Те, кто помнили, как взяли ее Медовица с Орешником в дом семилеткою, дивились – как из нескладной, угловатой, угрюмой девочки сумела вырасти этакая лебедушка. Миновали ее непутевые годы, когда не понять, то ли девка собой дурна уродилась, то ли хороша. Как пошла семнадцатая весна Иволги, распустилась она, словно подснежник, до первого солнышка прятавшийся под снегами. И тогда видно стало то, о чем раньше подозревали только: не кмелтских она кровей. Лицо у нее было тонкое, длинное, такое белое, какого у розовощеких да круглолицых кмелтских девок отродясь не бывало. Волосы черные-черные, будто смоль, и вьются от макушки до самых кончиков мелко-мелко, словно луковые колечки. И вся она тоненькая, как хворостиночка, пальцем шибани такую – пополам переломится. Да только казалось это – не раз видали, как тащила девка от колодца тяжелое коромысло, будто дворовая. Никакой работой она не брезговала, напротив, любила тяжелый труд, сама тянулась к нему, а люди дивились – как это Орешник Мхович позволяет своей названной дочери за тяжелую работу браться.
Орешник и впрямь позволял. Иволга любила работу, любую работу, какую только могла делать, – будь то хоть тонкое рукоделие, которому ее, кроме прочего, обучила Медовица, хоть кухонные хлопоты, которыми ее Медовица первое время наказывала, а потом перестала, потому что поняла: для странной этой девочки самая черная работа отраднее, чем темное учение в закрытом от чужого взгляда погребе. Но и этого учения Иволга тоже не чуралась. Лишь они трое – она, Медовица да Орешник – знали, кому обязан Орешников дом невиданному богатству, нажитому за минувшие годы.
И не страшно ему от этого было, а радостно. Наконец-то было у него дитя, не вынуждавшее его за себя краснеть.

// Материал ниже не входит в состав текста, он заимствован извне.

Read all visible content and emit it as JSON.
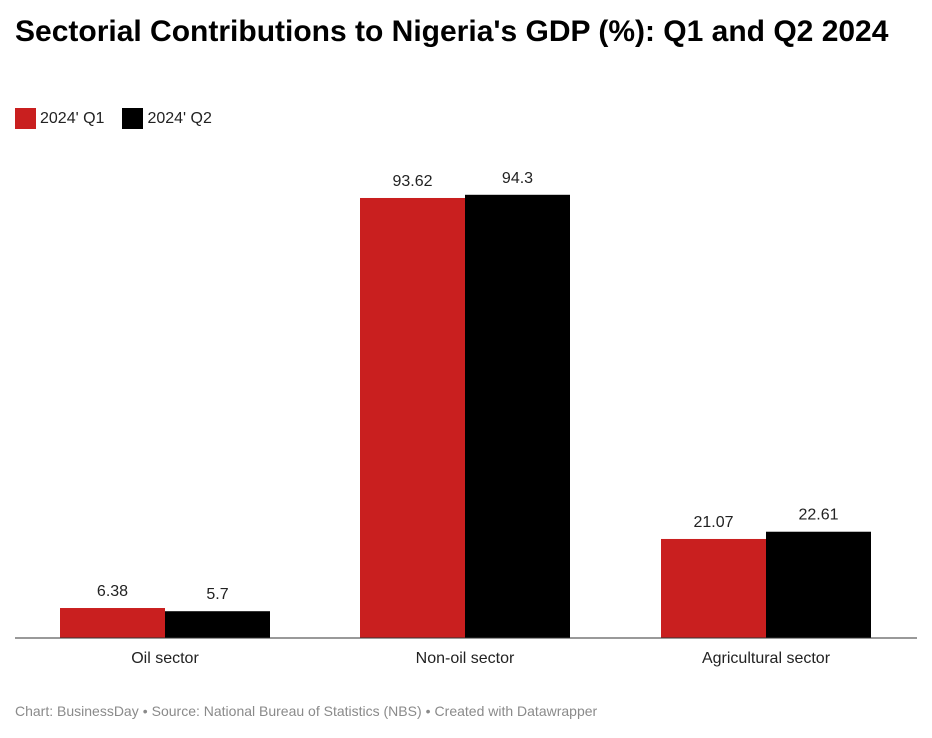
{
  "title": "Sectorial Contributions to Nigeria's GDP (%): Q1 and Q2 2024",
  "legend": {
    "items": [
      {
        "label": "2024' Q1",
        "color": "#c91f1f"
      },
      {
        "label": "2024' Q2",
        "color": "#000000"
      }
    ]
  },
  "chart_data": {
    "type": "bar",
    "categories": [
      "Oil sector",
      "Non-oil sector",
      "Agricultural sector"
    ],
    "series": [
      {
        "name": "2024' Q1",
        "values": [
          6.38,
          93.62,
          21.07
        ],
        "color": "#c91f1f"
      },
      {
        "name": "2024' Q2",
        "values": [
          5.7,
          94.3,
          22.61
        ],
        "color": "#000000"
      }
    ],
    "data_labels": [
      [
        "6.38",
        "93.62",
        "21.07"
      ],
      [
        "5.7",
        "94.3",
        "22.61"
      ]
    ],
    "ylim": [
      0,
      100
    ],
    "grid": false,
    "legend_position": "top-left",
    "xlabel": "",
    "ylabel": ""
  },
  "footer": {
    "chart": "Chart: BusinessDay",
    "source": "Source: National Bureau of Statistics (NBS)",
    "created": "Created with Datawrapper",
    "separator": "•"
  }
}
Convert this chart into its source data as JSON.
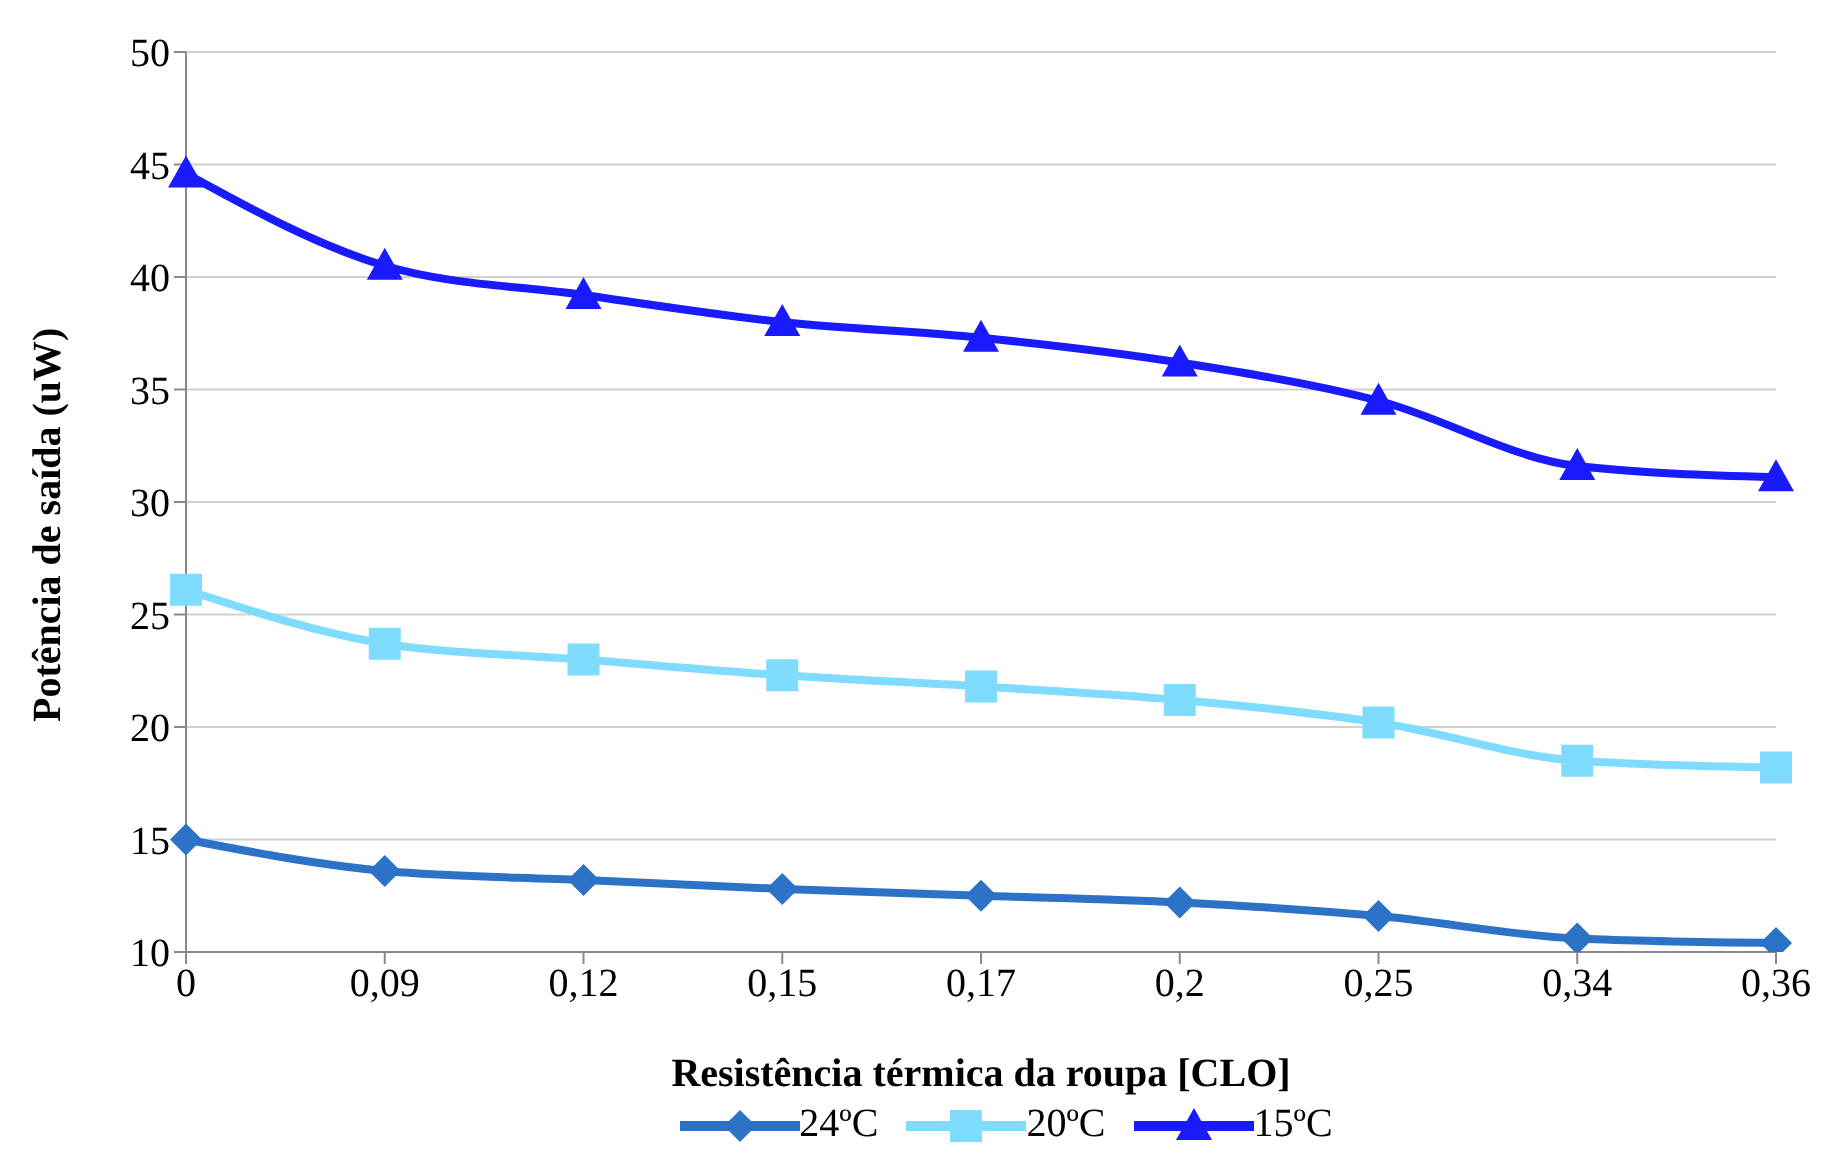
{
  "chart_data": {
    "type": "line",
    "xlabel": "Resistência térmica da roupa [CLO]",
    "ylabel": "Potência de saída (uW)",
    "categories": [
      "0",
      "0,09",
      "0,12",
      "0,15",
      "0,17",
      "0,2",
      "0,25",
      "0,34",
      "0,36"
    ],
    "series": [
      {
        "name": "24ºC",
        "color": "#2c72c7",
        "marker": "diamond",
        "values": [
          15.0,
          13.6,
          13.2,
          12.8,
          12.5,
          12.2,
          11.6,
          10.6,
          10.4
        ]
      },
      {
        "name": "20ºC",
        "color": "#80dcff",
        "marker": "square",
        "values": [
          26.1,
          23.7,
          23.0,
          22.3,
          21.8,
          21.2,
          20.2,
          18.5,
          18.2
        ]
      },
      {
        "name": "15ºC",
        "color": "#1a1aff",
        "marker": "triangle",
        "values": [
          44.6,
          40.5,
          39.2,
          38.0,
          37.3,
          36.2,
          34.5,
          31.6,
          31.1
        ]
      }
    ],
    "ylim": [
      10,
      50
    ],
    "yticks": [
      10,
      15,
      20,
      25,
      30,
      35,
      40,
      45,
      50
    ],
    "grid": "y",
    "legend": "bottom",
    "line_style": "solid"
  }
}
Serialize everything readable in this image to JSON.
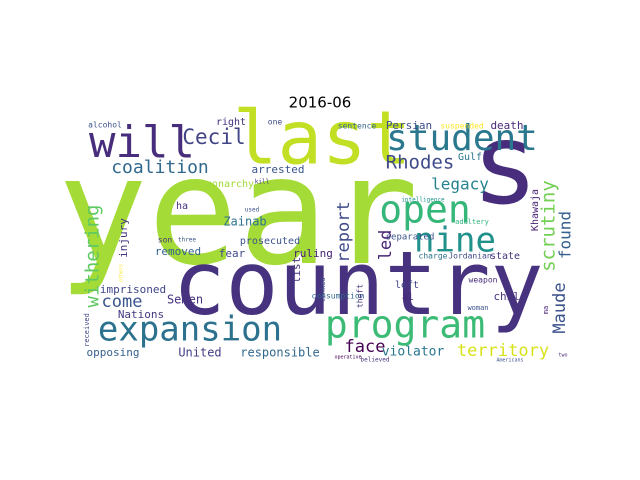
{
  "chart_data": {
    "type": "wordcloud",
    "title": "2016-06",
    "words": [
      {
        "text": "year",
        "color": "#a5db36"
      },
      {
        "text": "country",
        "color": "#46327e"
      },
      {
        "text": "s",
        "color": "#472d7b"
      },
      {
        "text": "last",
        "color": "#c2df23"
      },
      {
        "text": "student",
        "color": "#2a788e"
      },
      {
        "text": "will",
        "color": "#472d7b"
      },
      {
        "text": "open",
        "color": "#35b779"
      },
      {
        "text": "nine",
        "color": "#21918c"
      },
      {
        "text": "program",
        "color": "#3bbb75"
      },
      {
        "text": "expansion",
        "color": "#2c728e"
      },
      {
        "text": "Cecil",
        "color": "#414487"
      },
      {
        "text": "Rhodes",
        "color": "#3e4a89"
      },
      {
        "text": "coalition",
        "color": "#31688e"
      },
      {
        "text": "legacy",
        "color": "#26828e"
      },
      {
        "text": "scrutiny",
        "color": "#73d055"
      },
      {
        "text": "found",
        "color": "#355f8d"
      },
      {
        "text": "report",
        "color": "#3e4989"
      },
      {
        "text": "led",
        "color": "#482475"
      },
      {
        "text": "withering",
        "color": "#5ec962"
      },
      {
        "text": "Maude",
        "color": "#3b528b"
      },
      {
        "text": "territory",
        "color": "#d8e219"
      },
      {
        "text": "face",
        "color": "#440154"
      },
      {
        "text": "come",
        "color": "#3a548c"
      },
      {
        "text": "violator",
        "color": "#2a768e"
      },
      {
        "text": "responsible",
        "color": "#31688e"
      },
      {
        "text": "United",
        "color": "#433e85"
      },
      {
        "text": "opposing",
        "color": "#355f8d"
      },
      {
        "text": "Nations",
        "color": "#453781"
      },
      {
        "text": "imprisoned",
        "color": "#404688"
      },
      {
        "text": "Semen",
        "color": "#46327e"
      },
      {
        "text": "removed",
        "color": "#32648e"
      },
      {
        "text": "injury",
        "color": "#453781"
      },
      {
        "text": "Zainab",
        "color": "#2c728e"
      },
      {
        "text": "ha",
        "color": "#46337e"
      },
      {
        "text": "fear",
        "color": "#3f4889"
      },
      {
        "text": "arrested",
        "color": "#39558c"
      },
      {
        "text": "ruling",
        "color": "#482173"
      },
      {
        "text": "list",
        "color": "#46327e"
      },
      {
        "text": "prosecuted",
        "color": "#3b528b"
      },
      {
        "text": "monarchy",
        "color": "#a0da39"
      },
      {
        "text": "right",
        "color": "#46307e"
      },
      {
        "text": "Persian",
        "color": "#3d4e8a"
      },
      {
        "text": "Gulf",
        "color": "#2a788e"
      },
      {
        "text": "death",
        "color": "#482878"
      },
      {
        "text": "suspended",
        "color": "#fde725"
      },
      {
        "text": "Khawaja",
        "color": "#482475"
      },
      {
        "text": "alcohol",
        "color": "#3b528b"
      },
      {
        "text": "one",
        "color": "#3e4a89"
      },
      {
        "text": "sentence",
        "color": "#31688e"
      },
      {
        "text": "kill",
        "color": "#443983"
      },
      {
        "text": "used",
        "color": "#3b528b"
      },
      {
        "text": "intelligence",
        "color": "#21918c"
      },
      {
        "text": "adultery",
        "color": "#2db27d"
      },
      {
        "text": "separated",
        "color": "#3b528b"
      },
      {
        "text": "state",
        "color": "#46337e"
      },
      {
        "text": "charge",
        "color": "#2c728e"
      },
      {
        "text": "Jordanian",
        "color": "#3e4989"
      },
      {
        "text": "left",
        "color": "#414487"
      },
      {
        "text": "al",
        "color": "#482878"
      },
      {
        "text": "child",
        "color": "#46327e"
      },
      {
        "text": "weapon",
        "color": "#472c7a"
      },
      {
        "text": "woman",
        "color": "#3b528b"
      },
      {
        "text": "consumption",
        "color": "#31688e"
      },
      {
        "text": "linked",
        "color": "#3e4a89"
      },
      {
        "text": "theft",
        "color": "#453781"
      },
      {
        "text": "ma",
        "color": "#482475"
      },
      {
        "text": "son",
        "color": "#46337e"
      },
      {
        "text": "three",
        "color": "#3b528b"
      },
      {
        "text": "others",
        "color": "#fde725"
      },
      {
        "text": "received",
        "color": "#3e4989"
      },
      {
        "text": "operative",
        "color": "#440154"
      },
      {
        "text": "believed",
        "color": "#46327e"
      },
      {
        "text": "Americans",
        "color": "#3b528b"
      },
      {
        "text": "two",
        "color": "#482878"
      }
    ]
  }
}
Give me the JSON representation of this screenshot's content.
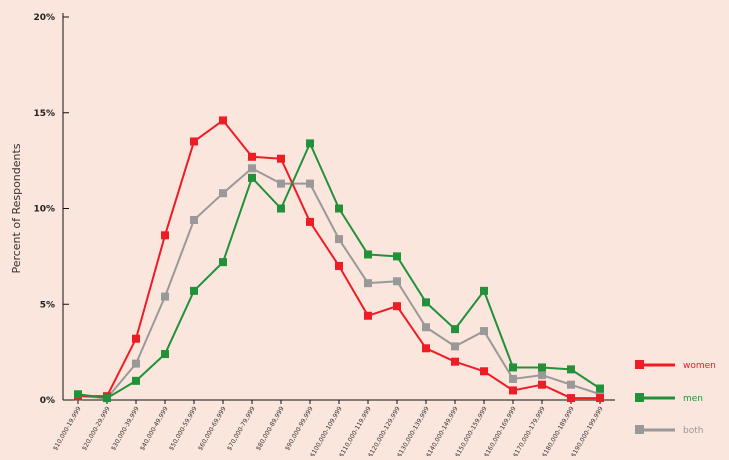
{
  "colors": {
    "background": "#fbe6dd",
    "axis": "#111111",
    "women": "#ee1c25",
    "men": "#22913a",
    "both": "#999999"
  },
  "chart_data": {
    "type": "line",
    "title": "",
    "xlabel": "",
    "ylabel": "Percent of Respondents",
    "ylim": [
      0,
      20
    ],
    "yticks": [
      0,
      5,
      10,
      15,
      20
    ],
    "ytick_labels": [
      "0%",
      "5%",
      "10%",
      "15%",
      "20%"
    ],
    "grid": false,
    "legend_position": "bottom-right",
    "categories": [
      "$10,000-19,999",
      "$20,000-29,999",
      "$30,000-39,999",
      "$40,000-49,999",
      "$50,000-59,999",
      "$60,000-69,999",
      "$70,000-79,999",
      "$80,000-89,999",
      "$90,000-99,999",
      "$100,000-109,999",
      "$110,000-119,999",
      "$120,000-129,999",
      "$130,000-139,999",
      "$140,000-149,999",
      "$150,000-159,999",
      "$160,000-169,999",
      "$170,000-179,999",
      "$180,000-189,999",
      "$190,000-199,999"
    ],
    "series": [
      {
        "name": "women",
        "color": "#ee1c25",
        "values": [
          0.2,
          0.2,
          3.2,
          8.6,
          13.5,
          14.6,
          12.7,
          12.6,
          9.3,
          7.0,
          4.4,
          4.9,
          2.7,
          2.0,
          1.5,
          0.5,
          0.8,
          0.1,
          0.1
        ]
      },
      {
        "name": "men",
        "color": "#22913a",
        "values": [
          0.3,
          0.1,
          1.0,
          2.4,
          5.7,
          7.2,
          11.6,
          10.0,
          13.4,
          10.0,
          7.6,
          7.5,
          5.1,
          3.7,
          5.7,
          1.7,
          1.7,
          1.6,
          0.6
        ]
      },
      {
        "name": "both",
        "color": "#999999",
        "values": [
          0.2,
          0.1,
          1.9,
          5.4,
          9.4,
          10.8,
          12.1,
          11.3,
          11.3,
          8.4,
          6.1,
          6.2,
          3.8,
          2.8,
          3.6,
          1.1,
          1.3,
          0.8,
          0.3
        ]
      }
    ]
  }
}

А хотя, если правду сказать, от младшего своего сына Иголки Орешник тоже видел больше утехи, чем горя. Чем-то он был похож на самого Орешника в отроческие лета – отца любил и искренне старался угождать и радовать. С этой мыслью и за учение взялся, едва только подрос довольно, чтоб тяжкие отцовские книги удержать в руках. Да вот только как ни старался, а плохо получалось у него. Не то чтобы ему ума не хватало или желания – скорей, усидчивости. Когда Медовица его носила, он еще в лоне ее толкался и вертелся, ровно заведенная юла. Раз, на исходе срока уже, Медовица вышивала и уронила иголку на пол. Нагнулась поднять – и едва лишь коснулась ее пальцами, как дитя ее изнутри так толкнулось, что охнула Медовица и на пол села: поняла, что надоело сыну вконец сидеть в тесном мамкином животе, решился выйти на волю. Оттого и назвали новорожденного – Иголкой, и впрямь вырос он вертлявым, будто игла, – так и норовил из рук выскользнуть, не удержать его было. Да и на язык стал востер, как еще немножко подрос, из-за чего не слишком ладил со старшими братьями, особенно с Желаном.